Nigeria has received U.S. security
assistance through the Anti-Terrorism
Assistance programme and the
International Narcotics Control and Law
Enforcement (INCLE) programme. In the
year 2009, a total of $720,000 was provided for assistance through the INCLE programme while in the year 2010, the Obama administration requested for $2 million INCLE funding for Nigeria.
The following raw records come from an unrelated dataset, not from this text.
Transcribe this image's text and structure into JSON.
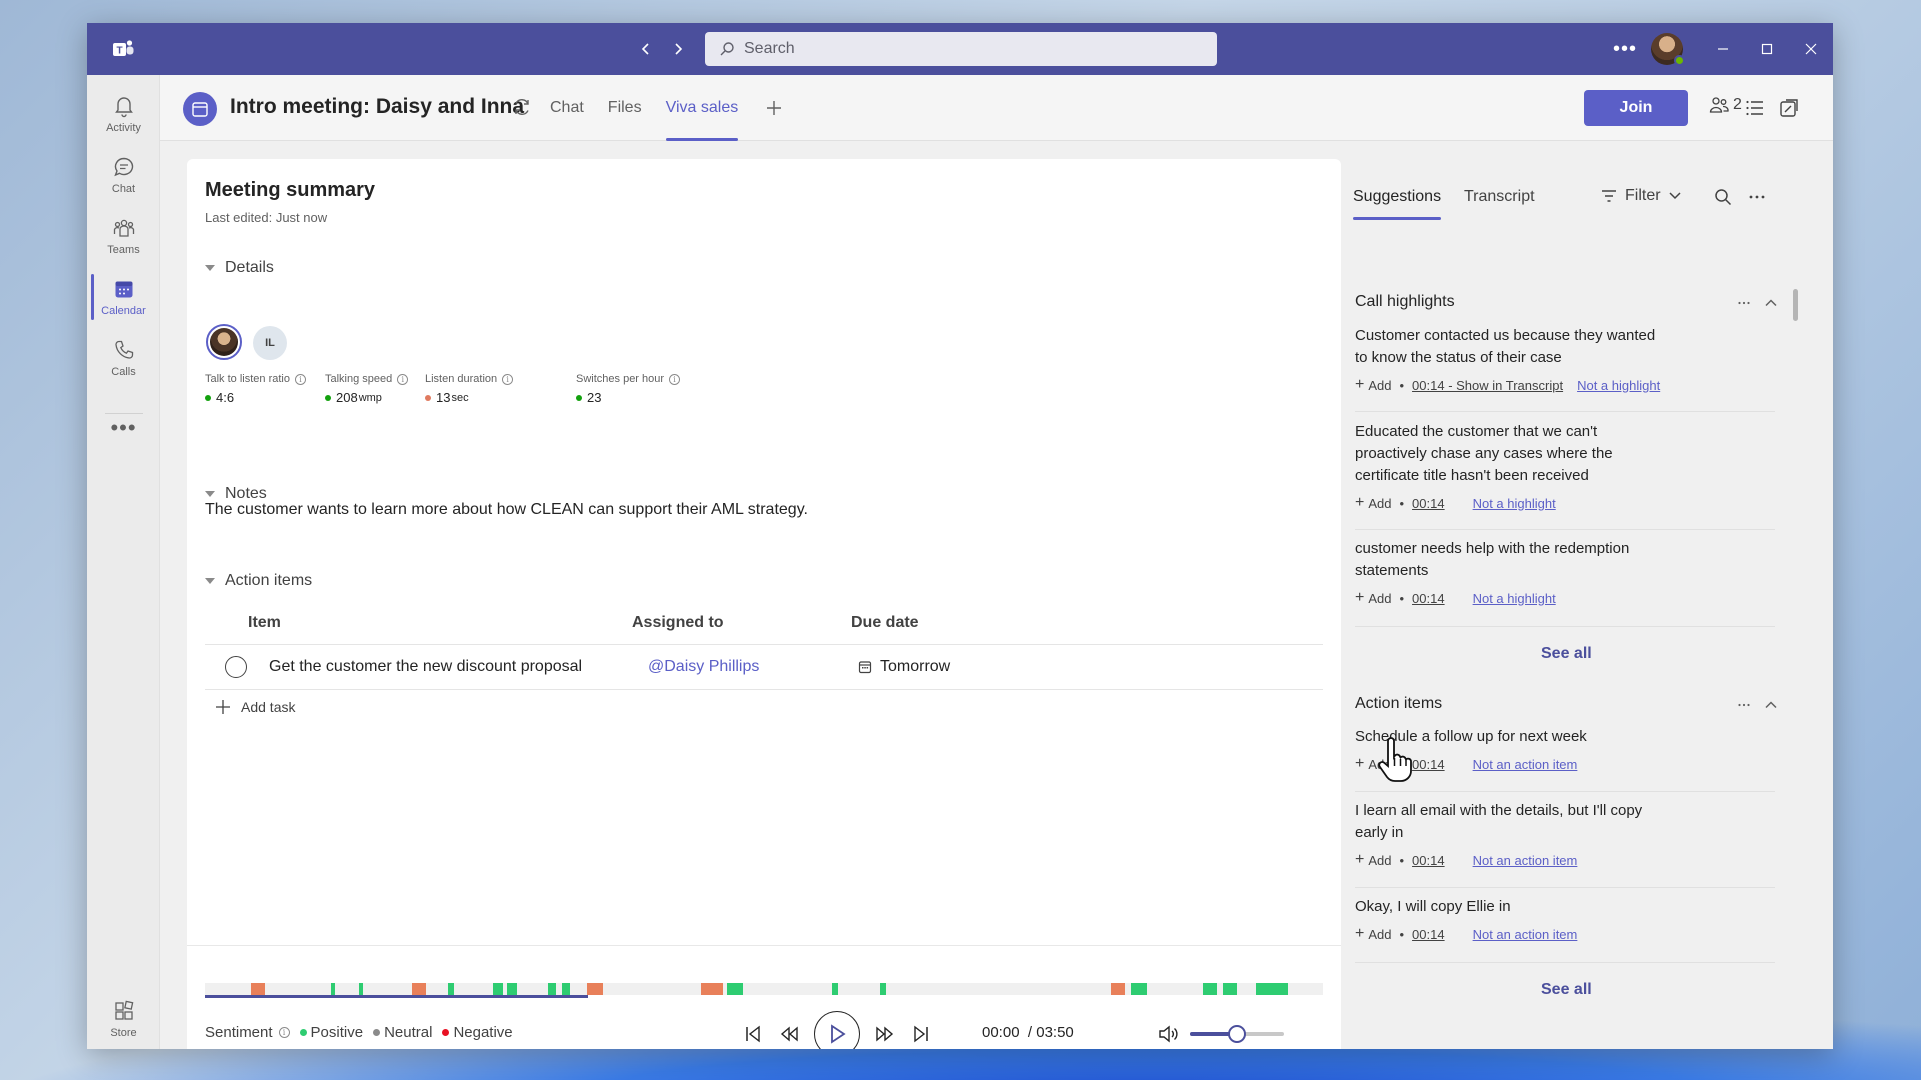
{
  "titlebar": {
    "search_placeholder": "Search",
    "more": "•••"
  },
  "rail": {
    "items": [
      {
        "label": "Activity",
        "icon": "bell-icon"
      },
      {
        "label": "Chat",
        "icon": "chat-icon"
      },
      {
        "label": "Teams",
        "icon": "teams-icon"
      },
      {
        "label": "Calendar",
        "icon": "calendar-icon",
        "active": true
      },
      {
        "label": "Calls",
        "icon": "phone-icon"
      }
    ],
    "more": "•••",
    "store": "Store"
  },
  "header": {
    "title": "Intro meeting: Daisy and Inna",
    "tabs": [
      {
        "label": "Chat"
      },
      {
        "label": "Files"
      },
      {
        "label": "Viva sales",
        "active": true
      }
    ],
    "join_label": "Join",
    "participants_count": "2"
  },
  "summary": {
    "title": "Meeting summary",
    "last_edited": "Last edited: Just now",
    "details_heading": "Details",
    "participant_initials": "IL",
    "metrics": [
      {
        "label": "Talk to listen ratio",
        "value": "4:6",
        "unit": "",
        "color": "#13a10e"
      },
      {
        "label": "Talking speed",
        "value": "208",
        "unit": "wmp",
        "color": "#13a10e"
      },
      {
        "label": "Listen duration",
        "value": "13",
        "unit": "sec",
        "color": "#e07a5f"
      },
      {
        "label": "Switches per hour",
        "value": "23",
        "unit": "",
        "color": "#13a10e"
      }
    ],
    "notes_heading": "Notes",
    "notes_text": "The customer wants to learn more about how CLEAN can support their AML strategy.",
    "action_items_heading": "Action items",
    "table": {
      "headers": {
        "item": "Item",
        "assigned": "Assigned to",
        "due": "Due date"
      },
      "rows": [
        {
          "item": "Get the customer the new discount proposal",
          "assigned": "@Daisy Phillips",
          "due": "Tomorrow"
        }
      ]
    },
    "add_task": "Add task"
  },
  "player": {
    "sentiment_label": "Sentiment",
    "legend": [
      {
        "label": "Positive",
        "color": "#2ecc71"
      },
      {
        "label": "Neutral",
        "color": "#8a8a8a"
      },
      {
        "label": "Negative",
        "color": "#e81123"
      }
    ],
    "current_time": "00:00",
    "total_time": "/ 03:50",
    "volume_level": 0.5,
    "progress_fraction": 0.343
  },
  "right_panel": {
    "tabs": [
      {
        "label": "Suggestions",
        "active": true
      },
      {
        "label": "Transcript"
      }
    ],
    "filter_label": "Filter",
    "call_highlights": {
      "heading": "Call highlights",
      "items": [
        {
          "text": "Customer contacted us because they wanted to know the status of their case",
          "add": "Add",
          "timestamp": "00:14 - Show in Transcript",
          "reject": "Not a highlight"
        },
        {
          "text": "Educated the customer that we can't proactively chase any cases where the certificate title hasn't been received",
          "add": "Add",
          "timestamp": "00:14",
          "reject": "Not a highlight"
        },
        {
          "text": "customer needs help with the redemption statements",
          "add": "Add",
          "timestamp": "00:14",
          "reject": "Not a highlight"
        }
      ],
      "see_all": "See all"
    },
    "action_items": {
      "heading": "Action items",
      "items": [
        {
          "text": "Schedule a follow up for next week",
          "add": "Add",
          "timestamp": "00:14",
          "reject": "Not an action item"
        },
        {
          "text": "I learn all email with the details, but I'll copy early in",
          "add": "Add",
          "timestamp": "00:14",
          "reject": "Not an action item"
        },
        {
          "text": "Okay, I will copy Ellie in",
          "add": "Add",
          "timestamp": "00:14",
          "reject": "Not an action item"
        }
      ],
      "see_all": "See all"
    }
  },
  "colors": {
    "brand": "#4b4f9c",
    "accent": "#5b5fc7",
    "positive": "#2ecc71",
    "negative": "#e8805a"
  }
}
A top Nigerian defence official told The
Guardian, that “based on the scope of the military cooperation, any thought that it would be negatively affected by some unavoidable mistakes in the war against the Boko Haram alone is misplaced. Such thoughts fly against the norm. Remember, though the Nigerian military is fighting the war against terror, against groups linked to Al Qaeda here in Nigeria;they are actually helping the U.S. to fight its enemy. Yes, mistakes may have been made here and there in Nigeria’s fight against the Boko Haram sect and other criminal activities. But they do not yet warrant such suspension of cooperation.It may take a major deliberate threat by the Nigerian military against U.S. interests for such a weighty decision to be quickly taken.”